Monday, May 24, 2010

The Arrogance of a Theist

I've always loved the video about factors of 10, where they show how you are simultaneously enormous at an atomic scale and minuscule at a galactic scale. When I think about how small I am relative to the Earth, and how small the Earth is relative to the Sun, and how the Sun isn't even a speck on the windshield of the galaxy, that is sort of how I have imagined humans must look at a godly scale. Humans knowledge would be insignificant next to godly knowledge. God would know every thought ever thunk by a human; humans cannot even figure out why the stock price of Accenture dropped to a penny on May 6.

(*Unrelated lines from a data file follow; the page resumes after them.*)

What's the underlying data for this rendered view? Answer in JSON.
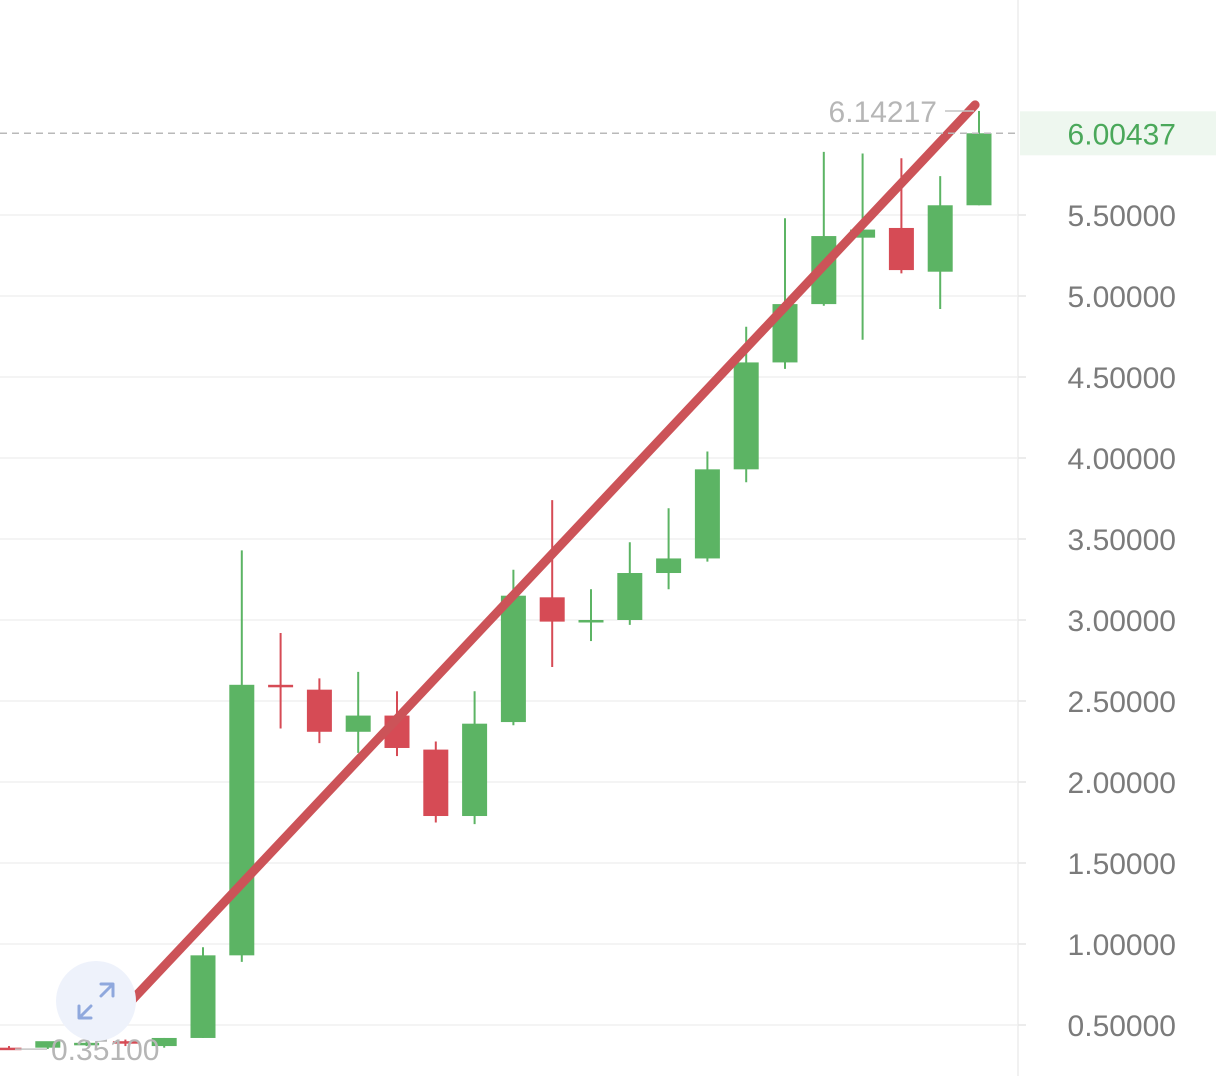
{
  "chart_data": {
    "type": "candlestick",
    "yticks": [
      "0.50000",
      "1.00000",
      "1.50000",
      "2.00000",
      "2.50000",
      "3.00000",
      "3.50000",
      "4.00000",
      "4.50000",
      "5.00000",
      "5.50000"
    ],
    "current_price": "6.00437",
    "high_label": "6.14217",
    "low_label": "0.35100",
    "colors": {
      "up": "#5cb464",
      "down": "#d64b55",
      "trend": "#cc5358",
      "current_bg": "#eef7ef",
      "current_text": "#4aa85a"
    },
    "candles": [
      {
        "o": 0.36,
        "h": 0.37,
        "l": 0.351,
        "c": 0.355
      },
      {
        "o": 0.36,
        "h": 0.38,
        "l": 0.352,
        "c": 0.4
      },
      {
        "o": 0.38,
        "h": 0.4,
        "l": 0.37,
        "c": 0.39
      },
      {
        "o": 0.4,
        "h": 0.41,
        "l": 0.37,
        "c": 0.39
      },
      {
        "o": 0.37,
        "h": 0.42,
        "l": 0.36,
        "c": 0.42
      },
      {
        "o": 0.42,
        "h": 0.98,
        "l": 0.42,
        "c": 0.93
      },
      {
        "o": 0.93,
        "h": 3.43,
        "l": 0.89,
        "c": 2.6
      },
      {
        "o": 2.6,
        "h": 2.92,
        "l": 2.33,
        "c": 2.59
      },
      {
        "o": 2.57,
        "h": 2.64,
        "l": 2.24,
        "c": 2.31
      },
      {
        "o": 2.31,
        "h": 2.68,
        "l": 2.18,
        "c": 2.41
      },
      {
        "o": 2.41,
        "h": 2.56,
        "l": 2.16,
        "c": 2.21
      },
      {
        "o": 2.2,
        "h": 2.25,
        "l": 1.75,
        "c": 1.79
      },
      {
        "o": 1.79,
        "h": 2.56,
        "l": 1.74,
        "c": 2.36
      },
      {
        "o": 2.37,
        "h": 3.31,
        "l": 2.35,
        "c": 3.15
      },
      {
        "o": 3.14,
        "h": 3.74,
        "l": 2.71,
        "c": 2.99
      },
      {
        "o": 2.99,
        "h": 3.19,
        "l": 2.87,
        "c": 3.0
      },
      {
        "o": 3.0,
        "h": 3.48,
        "l": 2.97,
        "c": 3.29
      },
      {
        "o": 3.29,
        "h": 3.69,
        "l": 3.19,
        "c": 3.38
      },
      {
        "o": 3.38,
        "h": 4.04,
        "l": 3.36,
        "c": 3.93
      },
      {
        "o": 3.93,
        "h": 4.81,
        "l": 3.85,
        "c": 4.59
      },
      {
        "o": 4.59,
        "h": 5.48,
        "l": 4.55,
        "c": 4.95
      },
      {
        "o": 4.95,
        "h": 5.89,
        "l": 4.94,
        "c": 5.37
      },
      {
        "o": 5.36,
        "h": 5.88,
        "l": 4.73,
        "c": 5.41
      },
      {
        "o": 5.42,
        "h": 5.85,
        "l": 5.14,
        "c": 5.16
      },
      {
        "o": 5.15,
        "h": 5.74,
        "l": 4.92,
        "c": 5.56
      },
      {
        "o": 5.56,
        "h": 6.14217,
        "l": 5.56,
        "c": 6.00437
      }
    ],
    "trendline": [
      {
        "i": 3,
        "y": 0.61
      },
      {
        "i": 24.9,
        "y": 6.18
      }
    ]
  },
  "controls": {
    "expand_icon": "expand-arrows-icon"
  }
}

It is in this context that I read a letter to Andrew Sullivan from one of his readers:
If Jesus was little more than a uniquely-adept Jewish mystic with a profound experience of the Divine (God-as-"Daddy," a pretty great idea), then while that is profound, it's no reason for me to follow him uniquely as opposed to the path of the Buddha, the Hindu mystics, or the Kabbalah.
So what is Christianity's trump card against these other faiths?

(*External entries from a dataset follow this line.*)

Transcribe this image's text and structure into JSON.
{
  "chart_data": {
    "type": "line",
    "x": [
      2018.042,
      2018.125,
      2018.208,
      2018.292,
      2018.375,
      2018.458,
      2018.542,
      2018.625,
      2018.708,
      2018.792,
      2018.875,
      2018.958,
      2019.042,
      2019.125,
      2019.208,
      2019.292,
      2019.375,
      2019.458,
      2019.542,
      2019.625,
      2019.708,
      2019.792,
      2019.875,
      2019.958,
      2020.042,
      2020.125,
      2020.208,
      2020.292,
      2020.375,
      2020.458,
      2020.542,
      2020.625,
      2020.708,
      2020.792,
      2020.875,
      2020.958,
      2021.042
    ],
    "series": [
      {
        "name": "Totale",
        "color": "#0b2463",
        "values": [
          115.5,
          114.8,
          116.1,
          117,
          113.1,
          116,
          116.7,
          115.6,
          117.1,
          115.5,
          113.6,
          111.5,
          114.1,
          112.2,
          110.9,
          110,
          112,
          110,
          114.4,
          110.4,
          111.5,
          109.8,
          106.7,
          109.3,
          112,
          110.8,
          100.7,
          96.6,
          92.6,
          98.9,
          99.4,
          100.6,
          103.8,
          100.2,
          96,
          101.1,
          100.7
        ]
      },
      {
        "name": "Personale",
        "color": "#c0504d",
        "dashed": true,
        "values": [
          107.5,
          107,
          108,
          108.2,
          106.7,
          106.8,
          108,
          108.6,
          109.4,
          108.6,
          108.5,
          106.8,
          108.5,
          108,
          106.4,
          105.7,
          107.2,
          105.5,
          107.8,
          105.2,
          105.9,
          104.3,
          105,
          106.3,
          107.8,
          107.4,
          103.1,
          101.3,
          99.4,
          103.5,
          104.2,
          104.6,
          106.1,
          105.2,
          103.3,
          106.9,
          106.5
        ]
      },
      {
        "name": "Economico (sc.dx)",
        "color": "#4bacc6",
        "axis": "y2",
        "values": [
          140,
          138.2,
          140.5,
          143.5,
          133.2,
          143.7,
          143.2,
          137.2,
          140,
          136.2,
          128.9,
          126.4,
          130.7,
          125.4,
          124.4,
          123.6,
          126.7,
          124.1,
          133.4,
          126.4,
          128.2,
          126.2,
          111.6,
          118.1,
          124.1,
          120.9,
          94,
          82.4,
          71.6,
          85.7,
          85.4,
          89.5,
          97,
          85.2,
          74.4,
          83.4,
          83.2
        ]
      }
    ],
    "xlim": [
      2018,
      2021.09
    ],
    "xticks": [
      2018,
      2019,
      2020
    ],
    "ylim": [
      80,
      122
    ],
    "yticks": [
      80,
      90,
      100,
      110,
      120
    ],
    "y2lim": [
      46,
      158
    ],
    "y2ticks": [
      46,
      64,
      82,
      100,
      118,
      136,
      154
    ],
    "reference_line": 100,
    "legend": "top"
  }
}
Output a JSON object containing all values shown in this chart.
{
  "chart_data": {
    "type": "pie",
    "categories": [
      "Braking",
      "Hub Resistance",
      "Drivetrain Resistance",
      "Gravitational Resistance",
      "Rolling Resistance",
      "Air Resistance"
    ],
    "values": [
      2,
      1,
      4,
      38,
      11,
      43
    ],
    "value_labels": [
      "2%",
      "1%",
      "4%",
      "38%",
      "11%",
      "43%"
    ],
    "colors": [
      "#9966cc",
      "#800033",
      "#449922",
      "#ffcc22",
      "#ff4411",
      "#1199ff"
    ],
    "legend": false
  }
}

[The Resurrection] was the thing that separated Jesus from all the other miracle-working Torah commentators of his day (as stated previously, if one just takes Jesus at face value, he's pretty unremarkable). The Resurrection divinizes Jesus and humanizes God (the most amazing part, I think), and as such, makes Christianity unique.

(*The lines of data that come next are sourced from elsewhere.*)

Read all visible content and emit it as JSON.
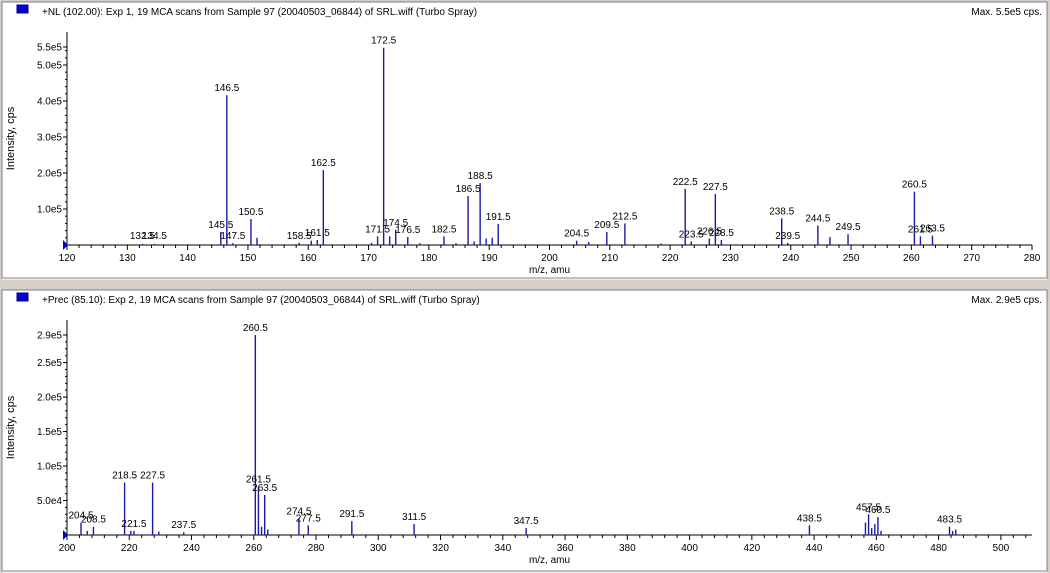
{
  "panels": [
    {
      "header": "+NL (102.00): Exp 1, 19 MCA scans from Sample 97 (20040503_06844) of SRL.wiff (Turbo Spray)",
      "max_label": "Max. 5.5e5 cps.",
      "legend_color": "#0000cc",
      "chart_data": {
        "type": "bar",
        "xlabel": "m/z, amu",
        "ylabel": "Intensity, cps",
        "xlim": [
          120,
          280
        ],
        "ylim": [
          0,
          560000
        ],
        "x_ticks": [
          120,
          130,
          140,
          150,
          160,
          170,
          180,
          190,
          200,
          210,
          220,
          230,
          240,
          250,
          260,
          270,
          280
        ],
        "y_ticks": [
          {
            "v": 100000,
            "label": "1.0e5"
          },
          {
            "v": 200000,
            "label": "2.0e5"
          },
          {
            "v": 300000,
            "label": "3.0e5"
          },
          {
            "v": 400000,
            "label": "4.0e5"
          },
          {
            "v": 500000,
            "label": "5.0e5"
          },
          {
            "v": 550000,
            "label": "5.5e5"
          }
        ],
        "peaks": [
          {
            "x": 132.5,
            "y": 3000,
            "label": "132.5"
          },
          {
            "x": 134.5,
            "y": 3000,
            "label": "134.5"
          },
          {
            "x": 145.5,
            "y": 36000,
            "label": "145.5"
          },
          {
            "x": 146.5,
            "y": 416000,
            "label": "146.5"
          },
          {
            "x": 147.5,
            "y": 5000,
            "label": "147.5"
          },
          {
            "x": 150.5,
            "y": 72000,
            "label": "150.5"
          },
          {
            "x": 151.5,
            "y": 20000
          },
          {
            "x": 158.5,
            "y": 6000,
            "label": "158.5"
          },
          {
            "x": 160.5,
            "y": 12000
          },
          {
            "x": 161.5,
            "y": 14000,
            "label": "161.5"
          },
          {
            "x": 162.5,
            "y": 208000,
            "label": "162.5"
          },
          {
            "x": 170.5,
            "y": 6000
          },
          {
            "x": 171.5,
            "y": 24000,
            "label": "171.5"
          },
          {
            "x": 172.5,
            "y": 548000,
            "label": "172.5"
          },
          {
            "x": 173.5,
            "y": 24000
          },
          {
            "x": 174.5,
            "y": 42000,
            "label": "174.5"
          },
          {
            "x": 176.5,
            "y": 22000,
            "label": "176.5"
          },
          {
            "x": 178.5,
            "y": 5000
          },
          {
            "x": 182.5,
            "y": 24000,
            "label": "182.5"
          },
          {
            "x": 184.5,
            "y": 5000
          },
          {
            "x": 186.5,
            "y": 136000,
            "label": "186.5"
          },
          {
            "x": 187.5,
            "y": 10000
          },
          {
            "x": 188.5,
            "y": 172000,
            "label": "188.5"
          },
          {
            "x": 189.5,
            "y": 18000
          },
          {
            "x": 190.5,
            "y": 20000
          },
          {
            "x": 191.5,
            "y": 58000,
            "label": "191.5"
          },
          {
            "x": 204.5,
            "y": 12000,
            "label": "204.5"
          },
          {
            "x": 206.5,
            "y": 8000
          },
          {
            "x": 209.5,
            "y": 36000,
            "label": "209.5"
          },
          {
            "x": 212.5,
            "y": 60000,
            "label": "212.5"
          },
          {
            "x": 218.5,
            "y": 4000
          },
          {
            "x": 222.5,
            "y": 156000,
            "label": "222.5"
          },
          {
            "x": 223.5,
            "y": 10000,
            "label": "223.5"
          },
          {
            "x": 226.5,
            "y": 18000,
            "label": "226.5"
          },
          {
            "x": 227.5,
            "y": 142000,
            "label": "227.5"
          },
          {
            "x": 228.5,
            "y": 14000,
            "label": "228.5"
          },
          {
            "x": 238.5,
            "y": 74000,
            "label": "238.5"
          },
          {
            "x": 239.5,
            "y": 6000,
            "label": "239.5"
          },
          {
            "x": 244.5,
            "y": 54000,
            "label": "244.5"
          },
          {
            "x": 246.5,
            "y": 22000
          },
          {
            "x": 249.5,
            "y": 30000,
            "label": "249.5"
          },
          {
            "x": 260.5,
            "y": 148000,
            "label": "260.5"
          },
          {
            "x": 261.5,
            "y": 24000,
            "label": "261.5"
          },
          {
            "x": 263.5,
            "y": 26000,
            "label": "263.5"
          }
        ]
      }
    },
    {
      "header": "+Prec (85.10): Exp 2, 19 MCA scans from Sample 97 (20040503_06844) of SRL.wiff (Turbo Spray)",
      "max_label": "Max. 2.9e5 cps.",
      "legend_color": "#0000cc",
      "chart_data": {
        "type": "bar",
        "xlabel": "m/z, amu",
        "ylabel": "Intensity, cps",
        "xlim": [
          200,
          510
        ],
        "ylim": [
          0,
          300000
        ],
        "x_ticks": [
          200,
          220,
          240,
          260,
          280,
          300,
          320,
          340,
          360,
          380,
          400,
          420,
          440,
          460,
          480,
          500
        ],
        "y_ticks": [
          {
            "v": 50000,
            "label": "5.0e4"
          },
          {
            "v": 100000,
            "label": "1.0e5"
          },
          {
            "v": 150000,
            "label": "1.5e5"
          },
          {
            "v": 200000,
            "label": "2.0e5"
          },
          {
            "v": 250000,
            "label": "2.5e5"
          },
          {
            "v": 290000,
            "label": "2.9e5"
          }
        ],
        "peaks": [
          {
            "x": 204.5,
            "y": 18000,
            "label": "204.5"
          },
          {
            "x": 206.5,
            "y": 6000
          },
          {
            "x": 208.5,
            "y": 12000,
            "label": "208.5"
          },
          {
            "x": 218.5,
            "y": 76000,
            "label": "218.5"
          },
          {
            "x": 220.5,
            "y": 6000
          },
          {
            "x": 221.5,
            "y": 6000,
            "label": "221.5"
          },
          {
            "x": 227.5,
            "y": 76000,
            "label": "227.5"
          },
          {
            "x": 229.5,
            "y": 5000
          },
          {
            "x": 237.5,
            "y": 4000,
            "label": "237.5"
          },
          {
            "x": 260.5,
            "y": 290000,
            "label": "260.5"
          },
          {
            "x": 261.5,
            "y": 70000,
            "label": "261.5"
          },
          {
            "x": 262.5,
            "y": 12000
          },
          {
            "x": 263.5,
            "y": 58000,
            "label": "263.5"
          },
          {
            "x": 264.5,
            "y": 8000
          },
          {
            "x": 274.5,
            "y": 24000,
            "label": "274.5"
          },
          {
            "x": 277.5,
            "y": 14000,
            "label": "277.5"
          },
          {
            "x": 291.5,
            "y": 20000,
            "label": "291.5"
          },
          {
            "x": 311.5,
            "y": 16000,
            "label": "311.5"
          },
          {
            "x": 347.5,
            "y": 10000,
            "label": "347.5"
          },
          {
            "x": 438.5,
            "y": 14000,
            "label": "438.5"
          },
          {
            "x": 456.5,
            "y": 18000
          },
          {
            "x": 457.5,
            "y": 30000,
            "label": "457.5"
          },
          {
            "x": 458.5,
            "y": 10000
          },
          {
            "x": 459.5,
            "y": 16000
          },
          {
            "x": 460.5,
            "y": 26000,
            "label": "460.5"
          },
          {
            "x": 461.5,
            "y": 6000
          },
          {
            "x": 483.5,
            "y": 12000,
            "label": "483.5"
          },
          {
            "x": 484.5,
            "y": 6000
          },
          {
            "x": 485.5,
            "y": 8000
          }
        ]
      }
    }
  ]
}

Firstly, the "Resurrection humanizes God"? How? The Resurrection was when Jesus rose from the dead. This is not human. I have never heard of a human doing this. The Resurrection clearly establishes an enormous distance between humans and God. No human has ever risen from the dead; God has.
Secondly, it's interesting that the reader thinks that "if one just takes Jesus at face value, he's pretty unremarkable". Unremarkable? He walks on water! He turns water into wine! He feeds enormous crowds with paltry amounts of food! I have never seen anyone do any of those things. And yet, compared with "all the other miracle-working Torah commentators of his day", Jesus was "unremarkable". What sets Jesus apart is that he rises from the dead.
Therein lies Christianity's real trump card.
It's not that we have a unique experience of God, it's not that we have a monopoly on God, it's not that our ceremonies and rituals are better (they're pretty terrible sometimes). It's that God knows what it's like to be a human being. God eats, drinks, sleeps, cries, gets angry, bleeds, dies, and then shows us that death is not the end.
How desperate is this reader to be on par with God? An all-knowing god such as the Christian God does not need to be born as a human to know what it is to be human. An all-knowing god will already know what it is like to eat, drink, sleep, cry, get angry, bleed, and die. But an all-knowing knows so much more than any human ever will about any of those things. An all-knowing god knows how it feels for a woman with no teeth to eat. An all-knowing god knows how it feels for a man whose tongue has been cut out to eat. An all-knowing god knows how it feels for a master chef to eat. An all-knowing god knows how it feels for a smoker to eat. In short, an all-knowing god knows so much more than any human ever will about the human condition. And yet this reader believes that God needed to be born as a human, die, and rise from the dead, all that "He" may be humanized.